Watching Eurovision last week reminded me of something I think we're all going to have to get used to - the contrariness of crowds; the fact that large groups of people, hidden behind the safety of numbers sometimes like nothing more than just to fuck everything up, because it's funny.
Of course the Serbian victory wasn't just about that, it was partly regional solidarity, it was partly that different cultures like different music (which we need to learn to accept) but it was at least partly sticking two fingers up to Old Europe and it's notions of acceptable taste. (In the context of Eurovision, which is admittedly a strange place to be talking about taste.)
I think my favourite instance of this was when David Bowie decided he'd perform his greatest hits on his Sound + Vision tour and he'd get people to phone in and vote for what they wanted him to play. The NME started a campaign to get everyone to vote for novelty Bowie song The Laughing Gnome which was so successful they ended up scrapping the voting.
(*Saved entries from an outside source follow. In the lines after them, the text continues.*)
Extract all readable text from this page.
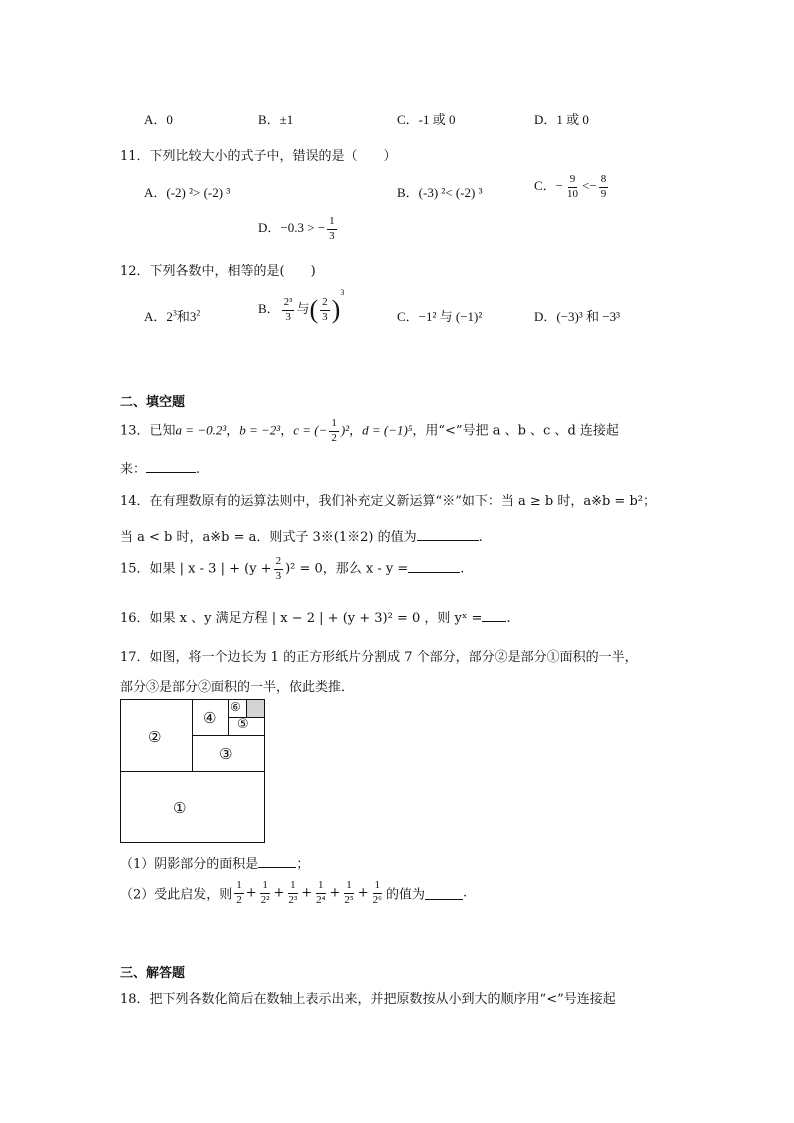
A．0	B．±1	C．-1 或 0	D．1 或 0
11．下列比较大小的式子中，错误的是（　　）
A．(-2) ²> (-2) ³	B．(-3) ²< (-2) ³	C．− $\frac{9}{10} <- \frac{8}{9}$
D．−0.3 > − $\frac{1}{3}$
12．下列各数中，相等的是(　　)
A．$2^3$和$3^2$	B． $\frac{\text{2³}}{3}$ 与( $\frac{2}{3} )^3$
C．−1² 与 (−1)²	D．(−3)³ 和 −3³
二、填空题
13．已知a = −0.2³，b = −2³，c = (− $\frac{1}{2} )^2$，d = (−1)⁵，用“<”号把 a 、b 、c 、d 连接起
来：	.
14．在有理数原有的运算法则中，我们补充定义新运算“※”如下：当 a ≥ b 时，a※b = b²；
当 a < b 时，a※b = a．则式子 3※(1※2) 的值为	.
15．如果 | x - 3 | + $(y + \frac{2}{3} )^2 = 0$，那么 x - y =	.
16．如果 x 、y 满足方程 | x − 2 | + (y + 3)² = 0 ，则 yˣ = .
17．如图，将一个边长为 1 的正方形纸片分割成 7 个部分，部分②是部分①面积的一半，
部分③是部分②面积的一半，依此类推．
①
②
③
④ ⑤
⑥
（1）阴影部分的面积是	；
（2）受此启发，则 $\frac{1}{2} + \frac{1}{\text{2²}} + \frac{1}{\text{2³}} + \frac{1}{\text{2⁴}} + \frac{1}{\text{2⁵}} + \frac{1}{\text{2⁶}}$ 的值为	.
三、解答题
18．把下列各数化简后在数轴上表示出来，并把原数按从小到大的顺序用“<”号连接起
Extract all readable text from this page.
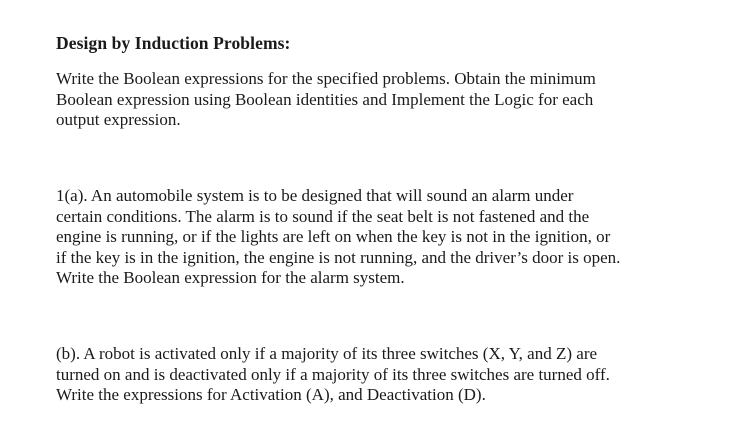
Design by Induction Problems:
Write the Boolean expressions for the specified problems. Obtain the minimum
Boolean expression using Boolean identities and Implement the Logic for each
output expression.
1(a). An automobile system is to be designed that will sound an alarm under
certain conditions. The alarm is to sound if the seat belt is not fastened and the
engine is running, or if the lights are left on when the key is not in the ignition, or
if the key is in the ignition, the engine is not running, and the driver’s door is open.
Write the Boolean expression for the alarm system.
(b). A robot is activated only if a majority of its three switches (X, Y, and Z) are
turned on and is deactivated only if a majority of its three switches are turned off.
Write the expressions for Activation (A), and Deactivation (D).
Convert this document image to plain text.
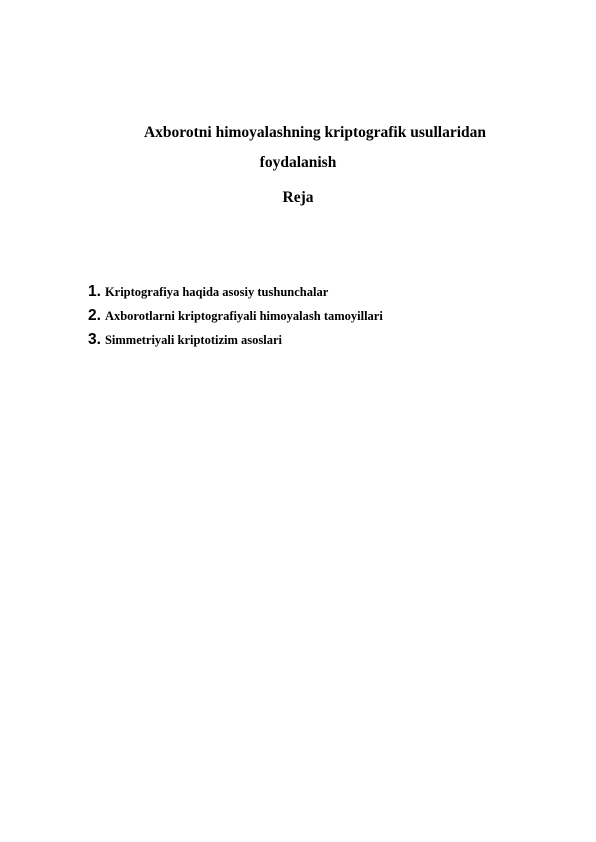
Axborotni himoyalashning kriptografik usullaridan
foydalanish
Reja
1. Kriptografiya haqida asosiy tushunchalar
2. Axborotlarni kriptografiyali himoyalash tamoyillari
3. Simmetriyali kriptotizim asoslari
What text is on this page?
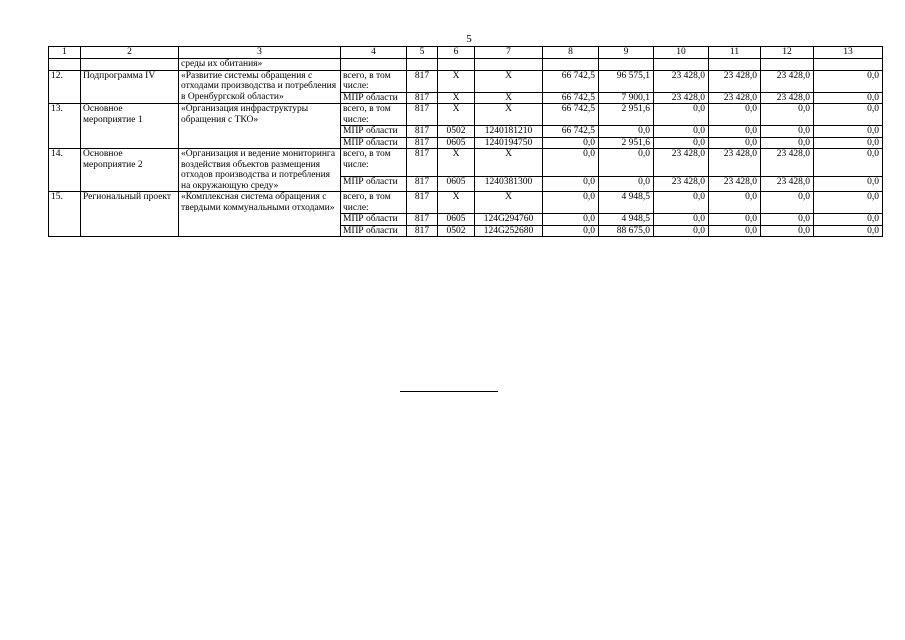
5
1	2	3	4	5	6	7	8	9	10	11	12	13
		среды их обитания»										
12.	Подпрограмма IV	«Развитие системы обращения с отходами производства и потребления в Оренбургской области»	всего, в том числе:	817	Х	Х	66 742,5	96 575,1	23 428,0	23 428,0	23 428,0	0,0
			МПР области	817	Х	Х	66 742,5	7 900,1	23 428,0	23 428,0	23 428,0	0,0
13.	Основное мероприятие 1	«Организация инфраструктуры обращения с ТКО»	всего, в том числе:	817	Х	Х	66 742,5	2 951,6	0,0	0,0	0,0	0,0
			МПР области	817	0502	1240181210	66 742,5	0,0	0,0	0,0	0,0	0,0
			МПР области	817	0605	1240194750	0,0	2 951,6	0,0	0,0	0,0	0,0
14.	Основное мероприятие 2	«Организация и ведение мониторинга воздействия объектов размещения отходов производства и потребления на окружающую среду»	всего, в том числе:	817	Х	Х	0,0	0,0	23 428,0	23 428,0	23 428,0	0,0
			МПР области	817	0605	1240381300	0,0	0,0	23 428,0	23 428,0	23 428,0	0,0
15.	Региональный проект	«Комплексная система обращения с твердыми коммунальными отходами»	всего, в том числе:	817	Х	Х	0,0	4 948,5	0,0	0,0	0,0	0,0
			МПР области	817	0605	124G294760	0,0	4 948,5	0,0	0,0	0,0	0,0
			МПР области	817	0502	124G252680	0,0	88 675,0	0,0	0,0	0,0	0,0
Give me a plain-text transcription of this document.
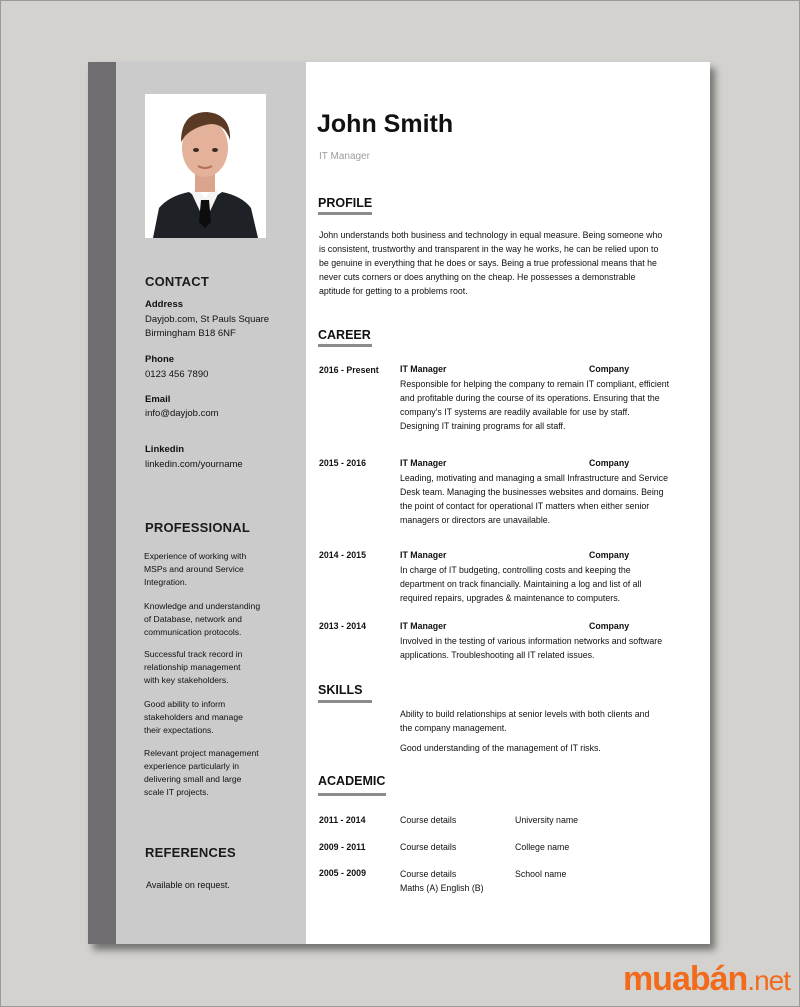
CONTACT
Address
Dayjob.com, St Pauls Square
Birmingham B18 6NF
Phone
0123 456 7890
Email
info@dayjob.com
Linkedin
linkedin.com/yourname
PROFESSIONAL
Experience of working with
MSPs and around Service
Integration.
Knowledge and understanding
of Database, network and
communication protocols.
Successful track record in
relationship management
with key stakeholders.
Good ability to inform
stakeholders and manage
their expectations.
Relevant project management
experience particularly in
delivering small and large
scale IT projects.
REFERENCES
Available on request.
John Smith
IT Manager
PROFILE
John understands both business and technology in equal measure. Being someone who is consistent, trustworthy and transparent in the way he works, he can be relied upon to be genuine in everything that he does or says. Being a true professional means that he never cuts corners or does anything on the cheap. He possesses a demonstrable aptitude for getting to a problems root.
CAREER
2016 - Present IT Manager	Company
Responsible for helping the company to remain IT compliant, efficient and profitable during the course of its operations. Ensuring that the company's IT systems are readily available for use by staff. Designing IT training programs for all staff.
2015 - 2016	IT Manager	Company
Leading, motivating and managing a small Infrastructure and Service Desk team. Managing the businesses websites and domains. Being the point of contact for operational IT matters when either senior managers or directors are unavailable.
2014 - 2015	IT Manager	Company
In charge of IT budgeting, controlling costs and keeping the department on track financially. Maintaining a log and list of all required repairs, upgrades & maintenance to computers.
2013 - 2014	IT Manager	Company
Involved in the testing of various information networks and software applications. Troubleshooting all IT related issues.
SKILLS
Ability to build relationships at senior levels with both clients and the company management.
Good understanding of the management of IT risks.
ACADEMIC
2011 - 2014	Course details	University name
2009 - 2011	Course details	College name
2005 - 2009	Course details	School name
Maths (A) English (B)
muabán.net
A more recent incidence was the campaign to keep Sanjaya on American Idol. The individual mischievous feelings that we all sometimes get, just wanting to do something contrary and awkward and funny are magnified by these mass interactivity events, especially if something like votefortheworst catalyzes it. It's not quite the same as that activist impulse to subvert some UGC thing, it's more like the dumb, fantastic joy of chanting at the referee. It's about the mischief of the herd. Low effort, high fun.
I wonder if these kind of mass rejections of accepted taste have something in common with the rebellious celebrations Barbara Ehrenreich talks about in Dancing In The Streets.
... and people declare themselves Jedi Knights in the Census. Same thing, really.
Posted by: Andrew Walkingshaw | May 14, 2007 at 08:48 PM
I think in most of the cases you cited there is an element not so much about rebellion against taste but about refusing to be dictated to.
Posted by: John Dodds | May 14, 2007 at 10:08 PM
Bounded permission to transgress is a really interesting idea. I haven't read Ehrenreich's book yet but from what I've heard on the radio it sounds like its picking up the idea of carnival as a necessary balancing part of life. Similar, I think, to its use in critiques of everyday life from people like Bahktin and Lefevbre?
Possibly also similar to the "lords of misrule" idea which crops up in quite a few places including MASH.
TV is hardly elitist and dominating anymore, though. I wonder whether the most interesting thing is that they've chosen a rebellion that is of absolutely no consequence at all.
Posted by: james | May 15, 2007 at 08:56 AM
Bounded permission to transgress is a really interesting idea. I haven't read Ehrenreich's book yet but from what I've heard on the radio it sounds like its picking up the idea of carnival as a necessary balancing part of life. Similar, I think, to its use in critiques of everyday life from people like Bahktin and Lefevbre?
Possibly also similar to the "lords of misrule" idea which crops up in quite a few places including MASH.
TV is hardly elitist and dominating anymore, though. I wonder whether the most interesting thing is that they've chosen a rebellion that is of absolutely no consequence at all.
Posted by: james | May 15, 2007 at 08:57 AM
I reckon the phenomenon you have spotted is very real, and growing. Another good example was the startling rise of the Jedi religion in the 2001 census.
For a long while now, I've suspected that the effect is manifesting itself clearly in opinion polls: when asked a question the modern responder thinks not "What's my opinion on this?" but "What headline would I like tosee tomorrow's newspaper" and answers accordingly...
Posted by: botogol | May 15, 2007 at 01:37 PM
I thought the Serbian lot deserved to win. It was very clever in a music biz sort of way; a boy band song/arrangement sung by a bunch of girls. Personally i preferred several other entries, but I'm not sure they were better, just musically more my taste. Isnt it possile that the wisdom of crowds won here? :J
Posted by: John Grant | May 16, 2007 at 01:47 AM
Eurovision is still going on?! No way.
Posted by: olivier Blanchard | May 22, 2007 at 06:39 PM
BBC World Service Poll, voted 'A Nation Once Again' (Irish Republican Song) Best Song in the World. brilliant.